Итак, бабушка. Родилась в самом начале 20 века в семье полковника и была предпоследним ребенком из шестерых детей (четырех девочек и двух мальчиков). Родители бабушки потомственные польские дворяне. Достоверно удалось установить самое раннее упоминание их фамилии – 1684 год. Так как оба родителя были католиками, то все дети при крещении получали по два имени. Бабушка же, как самая любимая, получила три: Алина, Станислава и Беатриче. В миру же все знали её по первому. По юношеской тупости я особо не интересовался бабушкиной жизнью того периода. Лишь иногда по какому-либо поводу она вдруг вспоминала забавные сценки. Многое я уже забыл, но некоторые помню. Например, несколько воспоминаний Стефании Ивановны, моей прабабушки.
«Один эпизод в моей жизни укрепил во мне веру в сверхъестественное. Когда моя сестра Ядвига скоропостижно умерла, все решили, что причиной тому был сердечный приступ. Но какая-то невидимая сила тянула меня посмотреть вполне определенный ящик ее стола. В нем оказалось много вещей, и опять что-то толкнуло меня чтобы посмотреть именно кошелек: там была записка, из которой я узнала, что она покончила с собой».

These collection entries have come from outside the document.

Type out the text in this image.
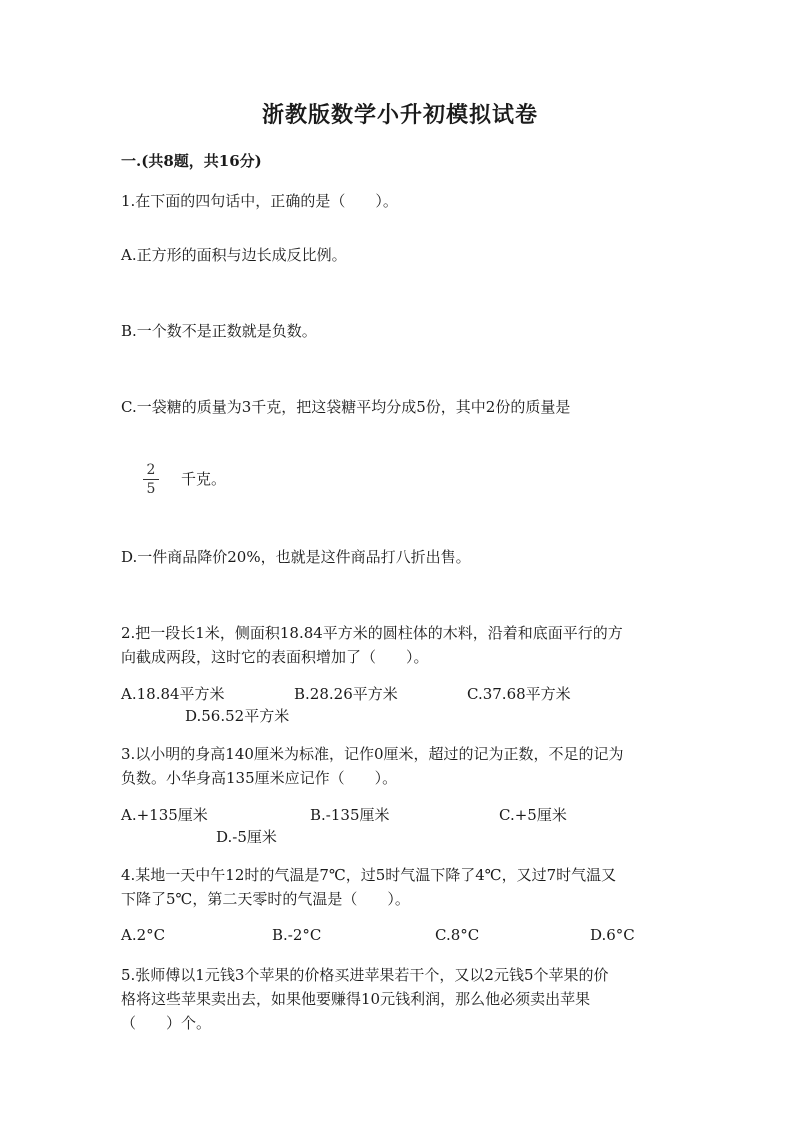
浙教版数学小升初模拟试卷
一.(共8题，共16分)
1.在下面的四句话中，正确的是（　　）。
A.正方形的面积与边长成反比例。
B.一个数不是正数就是负数。
C.一袋糖的质量为3千克，把这袋糖平均分成5份，其中2份的质量是
2
5
千克。
D.一件商品降价20%，也就是这件商品打八折出售。
2.把一段长1米，侧面积18.84平方米的圆柱体的木料，沿着和底面平行的方
向截成两段，这时它的表面积增加了（　　）。
A.18.84平方米	B.28.26平方米	C.37.68平方米
D.56.52平方米
3.以小明的身高140厘米为标准，记作0厘米，超过的记为正数，不足的记为
负数。小华身高135厘米应记作（　　）。
A.+135厘米	B.-135厘米	C.+5厘米
D.-5厘米
4.某地一天中午12时的气温是7℃，过5时气温下降了4℃，又过7时气温又
下降了5℃，第二天零时的气温是（　　）。
A.2°C	B.-2°C	C.8°C	D.6°C
5.张师傅以1元钱3个苹果的价格买进苹果若干个，又以2元钱5个苹果的价
格将这些苹果卖出去，如果他要赚得10元钱利润，那么他必须卖出苹果
（　　）个。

«Я видела императорскую семью на маневрах в Тамбове. Мы, жены офицеров стояли в толпе зрителей. Когда кавалькада всадников проехала мимо, Великий Князь обернулся и посмотрел на меня».
«Однажды в Москве я увидела, как какой-то человек, стоя на бочке окруженной толпой, говорил речь. Мне сказали, что это некто Ленин….»
«Среди студентов, приходивших к нам, был один, не выделявшийся среди остальных. Я никогда бы не подумала, что из него выйдет Пилсудский…»
Образование бабушка получила весьма специфическое. Окончила в Москве Благородной дамы Чертковой институт благородных девиц. В отличие от Смольного института таких же благородных девиц, собственно образования она практически не получила. Основной задачей выпускницы было стать образцовой женой. По этой причине бабушка знала три языка – английский, французский, немецкий, умела рисовать (учителем был известный художник Архипов), знала хорошо историю (ее преподавал Н. А. Кун – автор широко известной книги «Легенды и мифы древней Греции), прекрасно готовила. А все остальное – постольку поскольку. Это, как ни странно, я впервые услышал от нее про географию и извозчиков. Особенные нелады у бабушки были с математикой, хотя, вот парадокс, всю свою жизнь после революции она проработала бухгалтером! Я описываю начало её пути с тем, чтобы было ясно – понятие о воспитании детей у неё было крайне своеобразное и можно считать чудом, что она этим воспитанием умудрилась не нанести непоправимый вред мне и через меня обществу, в которое я со временем влился.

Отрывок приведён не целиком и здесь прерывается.